L’instance électorale a également joué un rôle croissant dans les poursuites judiciaires à motivation politique contre des opposants et des personnes critiques des autorités. Depuis 2022, l’instance a déposé des dizaines de plaintes contre des personnes et des comptes de réseaux sociaux, dont certaines ont donné lieu à des condamnations, comme pour la présidente du Parti destourien libre, Abir Moussi, et deux anciens membres de l’instance électorale.
La Tunisie, en tant qu’État partie au Pacte international relatif aux droits civils et politiques (PIDCP), a l’obligation de veiller à ce que chaque citoyen, sans discrimination fondée sur les opinions politiques, ait l’opportunité de voter et de participer à des élections véritablement libres.
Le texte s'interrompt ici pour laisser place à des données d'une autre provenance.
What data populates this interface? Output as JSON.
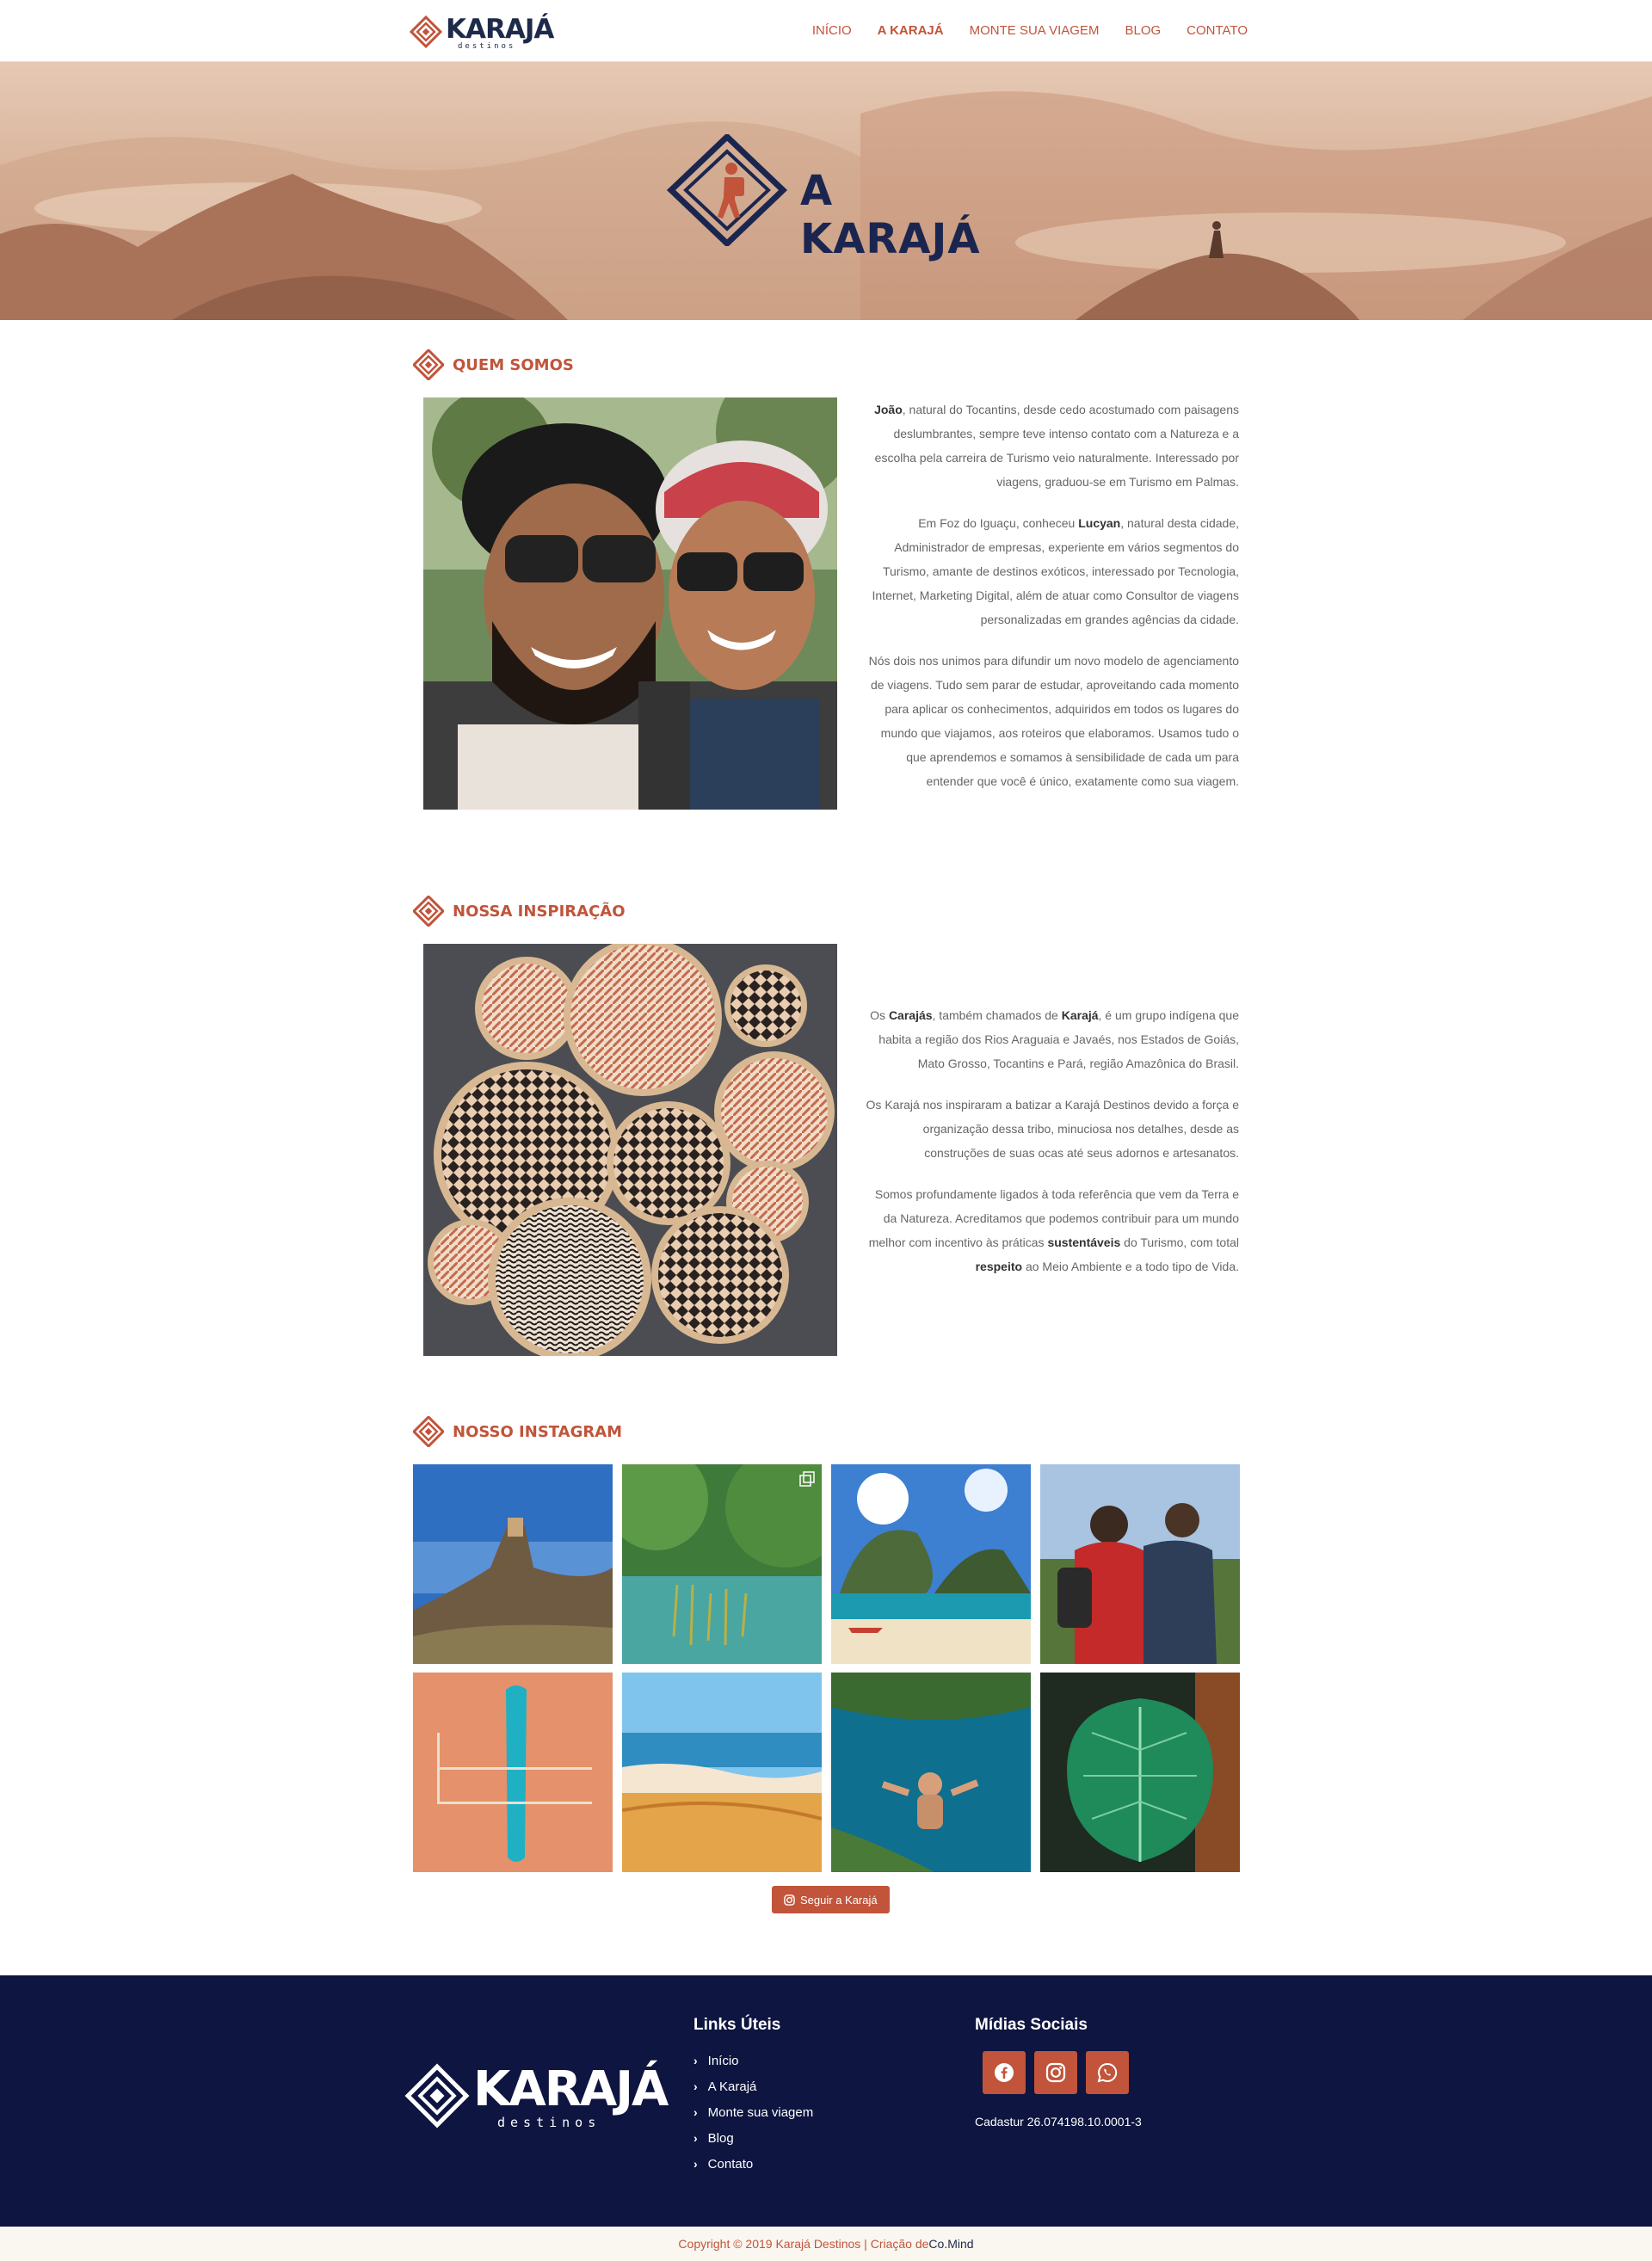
{
  "header": {
    "logo_word": "KARAJÁ",
    "logo_sub": "destinos",
    "nav": [
      {
        "label": "INÍCIO"
      },
      {
        "label": "A KARAJÁ"
      },
      {
        "label": "MONTE SUA VIAGEM"
      },
      {
        "label": "BLOG"
      },
      {
        "label": "CONTATO"
      }
    ],
    "active_index": 1
  },
  "hero": {
    "title": "A KARAJÁ"
  },
  "quem_somos": {
    "title": "QUEM SOMOS",
    "p1_name": "João",
    "p1_text": ", natural do Tocantins, desde cedo acostumado com paisagens deslumbrantes, sempre teve intenso contato com a Natureza e a escolha pela carreira de Turismo veio naturalmente. Interessado por viagens, graduou-se em Turismo em Palmas.",
    "p2_pre": "Em Foz do Iguaçu, conheceu ",
    "p2_name": "Lucyan",
    "p2_text": ", natural desta cidade, Administrador de empresas, experiente em vários segmentos do Turismo, amante de destinos exóticos, interessado por Tecnologia, Internet, Marketing Digital, além de atuar como Consultor de viagens personalizadas em grandes agências da cidade.",
    "p3_text": "Nós dois nos unimos para difundir um novo modelo de agenciamento de viagens. Tudo sem parar de estudar, aproveitando cada momento para aplicar os conhecimentos, adquiridos em todos os lugares do mundo que viajamos, aos roteiros que elaboramos. Usamos tudo o que aprendemos e somamos à sensibilidade de cada um para entender que você é único, exatamente como sua viagem."
  },
  "inspiracao": {
    "title": "NOSSA INSPIRAÇÃO",
    "p1_pre": "Os ",
    "p1_b1": "Carajás",
    "p1_mid": ", também chamados de ",
    "p1_b2": "Karajá",
    "p1_text": ", é um grupo indígena que habita a região dos Rios Araguaia e Javaés, nos Estados de Goiás, Mato Grosso, Tocantins e Pará, região Amazônica do Brasil.",
    "p2_text": "Os Karajá nos inspiraram a batizar a Karajá Destinos devido a força e organização dessa tribo, minuciosa nos detalhes, desde as construções de suas ocas até seus adornos e artesanatos.",
    "p3_pre": "Somos profundamente ligados à toda referência que vem da Terra e da Natureza.  Acreditamos que podemos contribuir para um mundo melhor com incentivo às práticas ",
    "p3_b1": "sustentáveis",
    "p3_mid": " do Turismo, com total ",
    "p3_b2": "respeito",
    "p3_text": " ao Meio Ambiente e a todo tipo de Vida."
  },
  "instagram": {
    "title": "NOSSO INSTAGRAM",
    "follow_label": "Seguir a Karajá"
  },
  "footer": {
    "logo_word": "KARAJÁ",
    "logo_sub": "destinos",
    "links_title": "Links Úteis",
    "links": [
      {
        "label": "Início"
      },
      {
        "label": "A Karajá"
      },
      {
        "label": "Monte sua viagem"
      },
      {
        "label": "Blog"
      },
      {
        "label": "Contato"
      }
    ],
    "social_title": "Mídias Sociais",
    "social_icons": [
      "facebook-icon",
      "instagram-icon",
      "whatsapp-icon"
    ],
    "cadastur": "Cadastur 26.074198.10.0001-3",
    "copyright_pre": "Copyright © 2019 Karajá Destinos | Criação de ",
    "copyright_link": "Co.Mind"
  },
  "colors": {
    "accent": "#c1543a",
    "navy": "#0d1540",
    "logo_navy": "#1e2a4a"
  }
}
Le Comité des droits de l’homme des Nations Unies, qui interprète le Pacte, estime que « le droit à la liberté d’expression, de réunion et d’association est une condition essentielle à l’exercice effectif du droit de vote et doit être pleinement protégé ».
« Les autorités tunisiennes devraient libérer toutes les personnes arbitrairement détenues et laisser les organisations de la société civile et les médias travailler librement, y compris durant le processus électoral », a conclu Bassam Khawaja. « Cette répression flagrante juste avant le scrutin ne fait que saper leur légitimité. »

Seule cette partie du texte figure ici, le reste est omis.